The introduction of a foreign species has often caused ecological disturbance, as when deer and trout were introduced into Argentina when rabbits were introduced to Australia, and indeed when predators such as cats were introduced in turn to attempt to control the rabbits.
Some species such as locusts experience large natural cyclic variations, experienced by farmers as plagues.

Human overpopulation

Human overpopulation occurs when the number of humans in a specific geographical location exceeds the carrying capacity of the place occupied by that group. Overpopulation can further be viewed, in a long term perspective, as existing when a population cannot be maintained given the rapid depletion of non-renewable resources or given the degradation of the capacity of the environment to give support to the population.
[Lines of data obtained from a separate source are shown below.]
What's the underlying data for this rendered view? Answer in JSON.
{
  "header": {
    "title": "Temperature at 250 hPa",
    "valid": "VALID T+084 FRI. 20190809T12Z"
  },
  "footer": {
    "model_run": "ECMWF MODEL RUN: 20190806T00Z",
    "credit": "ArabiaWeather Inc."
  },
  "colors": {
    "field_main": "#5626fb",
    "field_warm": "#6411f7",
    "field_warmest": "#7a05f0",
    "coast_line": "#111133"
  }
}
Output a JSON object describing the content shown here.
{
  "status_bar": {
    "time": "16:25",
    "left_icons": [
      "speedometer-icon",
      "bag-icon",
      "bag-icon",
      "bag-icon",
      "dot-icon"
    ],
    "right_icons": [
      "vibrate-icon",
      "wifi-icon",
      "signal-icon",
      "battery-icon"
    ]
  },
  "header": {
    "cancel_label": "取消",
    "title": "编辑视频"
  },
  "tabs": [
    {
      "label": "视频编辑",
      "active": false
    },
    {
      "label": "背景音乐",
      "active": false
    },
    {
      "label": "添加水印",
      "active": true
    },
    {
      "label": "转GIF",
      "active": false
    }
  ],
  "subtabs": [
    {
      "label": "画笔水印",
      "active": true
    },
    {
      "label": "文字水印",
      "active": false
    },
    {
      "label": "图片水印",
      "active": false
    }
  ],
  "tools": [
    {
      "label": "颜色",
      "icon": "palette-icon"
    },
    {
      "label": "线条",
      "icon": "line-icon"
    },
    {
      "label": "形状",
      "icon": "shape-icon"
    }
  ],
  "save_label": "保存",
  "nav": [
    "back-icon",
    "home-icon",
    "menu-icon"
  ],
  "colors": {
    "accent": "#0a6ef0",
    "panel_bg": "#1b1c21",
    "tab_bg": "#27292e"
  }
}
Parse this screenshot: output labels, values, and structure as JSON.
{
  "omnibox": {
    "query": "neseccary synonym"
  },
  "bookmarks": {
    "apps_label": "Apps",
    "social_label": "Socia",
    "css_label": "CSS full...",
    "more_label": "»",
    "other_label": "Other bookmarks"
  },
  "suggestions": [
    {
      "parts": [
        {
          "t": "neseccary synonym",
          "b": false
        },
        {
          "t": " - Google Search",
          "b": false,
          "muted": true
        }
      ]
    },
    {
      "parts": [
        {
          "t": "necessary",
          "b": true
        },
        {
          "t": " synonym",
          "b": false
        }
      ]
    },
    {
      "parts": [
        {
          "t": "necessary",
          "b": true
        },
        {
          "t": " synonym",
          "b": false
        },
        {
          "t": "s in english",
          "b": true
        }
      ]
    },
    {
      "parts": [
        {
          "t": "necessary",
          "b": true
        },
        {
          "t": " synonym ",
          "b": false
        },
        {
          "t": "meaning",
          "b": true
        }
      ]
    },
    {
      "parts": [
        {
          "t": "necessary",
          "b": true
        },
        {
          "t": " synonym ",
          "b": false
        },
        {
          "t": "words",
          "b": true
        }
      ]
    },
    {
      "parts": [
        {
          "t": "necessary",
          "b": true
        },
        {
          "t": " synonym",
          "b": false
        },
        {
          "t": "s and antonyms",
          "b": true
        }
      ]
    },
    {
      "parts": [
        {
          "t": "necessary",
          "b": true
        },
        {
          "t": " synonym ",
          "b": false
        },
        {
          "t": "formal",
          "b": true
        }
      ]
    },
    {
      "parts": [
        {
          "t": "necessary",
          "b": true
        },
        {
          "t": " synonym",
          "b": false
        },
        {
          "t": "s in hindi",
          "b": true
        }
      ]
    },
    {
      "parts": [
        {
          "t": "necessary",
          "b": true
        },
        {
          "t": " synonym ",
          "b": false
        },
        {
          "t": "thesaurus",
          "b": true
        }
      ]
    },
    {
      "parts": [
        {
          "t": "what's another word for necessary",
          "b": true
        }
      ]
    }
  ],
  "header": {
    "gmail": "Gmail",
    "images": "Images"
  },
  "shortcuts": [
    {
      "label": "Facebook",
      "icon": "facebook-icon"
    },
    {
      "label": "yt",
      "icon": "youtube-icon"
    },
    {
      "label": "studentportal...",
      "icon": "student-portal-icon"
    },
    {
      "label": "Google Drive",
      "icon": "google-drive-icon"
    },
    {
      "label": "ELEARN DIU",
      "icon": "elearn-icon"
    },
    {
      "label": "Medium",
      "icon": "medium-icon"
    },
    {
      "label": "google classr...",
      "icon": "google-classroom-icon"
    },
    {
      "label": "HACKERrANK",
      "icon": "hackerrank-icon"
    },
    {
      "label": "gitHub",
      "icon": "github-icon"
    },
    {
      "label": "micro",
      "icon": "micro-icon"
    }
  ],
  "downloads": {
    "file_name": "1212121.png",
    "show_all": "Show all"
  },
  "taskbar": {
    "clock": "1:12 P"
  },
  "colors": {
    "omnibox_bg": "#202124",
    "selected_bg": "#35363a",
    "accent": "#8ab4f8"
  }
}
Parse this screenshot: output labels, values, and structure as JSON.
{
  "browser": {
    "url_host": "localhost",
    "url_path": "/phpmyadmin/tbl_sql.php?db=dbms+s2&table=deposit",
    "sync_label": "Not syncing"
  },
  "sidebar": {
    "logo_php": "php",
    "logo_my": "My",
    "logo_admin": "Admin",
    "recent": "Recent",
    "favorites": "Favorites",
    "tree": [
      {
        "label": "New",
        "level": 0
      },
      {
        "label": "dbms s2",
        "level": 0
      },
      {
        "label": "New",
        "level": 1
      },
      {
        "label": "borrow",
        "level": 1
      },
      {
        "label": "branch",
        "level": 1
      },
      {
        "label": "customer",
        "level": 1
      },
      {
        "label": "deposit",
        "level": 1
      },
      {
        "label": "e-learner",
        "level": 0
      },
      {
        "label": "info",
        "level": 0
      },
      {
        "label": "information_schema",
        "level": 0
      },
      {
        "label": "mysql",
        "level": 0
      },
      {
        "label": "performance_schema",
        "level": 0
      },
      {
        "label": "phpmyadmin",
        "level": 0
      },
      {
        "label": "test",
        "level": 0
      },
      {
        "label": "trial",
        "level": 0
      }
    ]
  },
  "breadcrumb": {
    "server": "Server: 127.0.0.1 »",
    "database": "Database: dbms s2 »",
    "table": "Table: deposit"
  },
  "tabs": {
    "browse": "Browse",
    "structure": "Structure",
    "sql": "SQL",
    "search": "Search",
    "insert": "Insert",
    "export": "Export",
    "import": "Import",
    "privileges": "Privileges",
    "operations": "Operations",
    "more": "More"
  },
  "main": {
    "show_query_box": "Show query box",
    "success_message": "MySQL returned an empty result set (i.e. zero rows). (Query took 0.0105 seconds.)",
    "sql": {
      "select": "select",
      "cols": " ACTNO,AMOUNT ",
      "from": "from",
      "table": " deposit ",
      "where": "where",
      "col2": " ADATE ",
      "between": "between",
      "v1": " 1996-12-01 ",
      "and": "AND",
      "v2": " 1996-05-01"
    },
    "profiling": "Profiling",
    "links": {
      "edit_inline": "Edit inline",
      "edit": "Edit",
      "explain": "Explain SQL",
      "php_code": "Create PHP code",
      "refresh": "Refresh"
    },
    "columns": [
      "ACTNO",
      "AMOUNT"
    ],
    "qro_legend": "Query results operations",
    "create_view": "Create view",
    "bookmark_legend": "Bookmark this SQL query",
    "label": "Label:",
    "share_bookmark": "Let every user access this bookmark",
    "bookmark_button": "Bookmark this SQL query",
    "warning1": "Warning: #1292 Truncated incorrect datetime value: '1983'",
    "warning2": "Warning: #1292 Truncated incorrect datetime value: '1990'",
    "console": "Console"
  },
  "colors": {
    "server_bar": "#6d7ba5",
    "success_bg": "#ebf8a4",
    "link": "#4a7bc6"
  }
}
The term human overpopulation also refers to the relationship between the entire human population and its environment: the Earth, or to smaller geographical areas such as countries. Overpopulation can result from an increase in births, a decline in mortality rates against the background of high fertility rates, an increase in immigration, or an unsustainable biome and depletion of resources. It is possible for very sparsely populated areas to be overpopulated if the area has a meagre or non-existent capability to sustain life. Advocates of population moderation cite issues like quality of life, carrying capacity and risk of starvation and disease as a basis to argue against continuing high human population growth and for population decline. Scientists suggest that the human impact on the environment as a result of overpopulation, profligate consumption and proliferation of technology has pushed the planet into a new geological epoch known as the Anthropocene.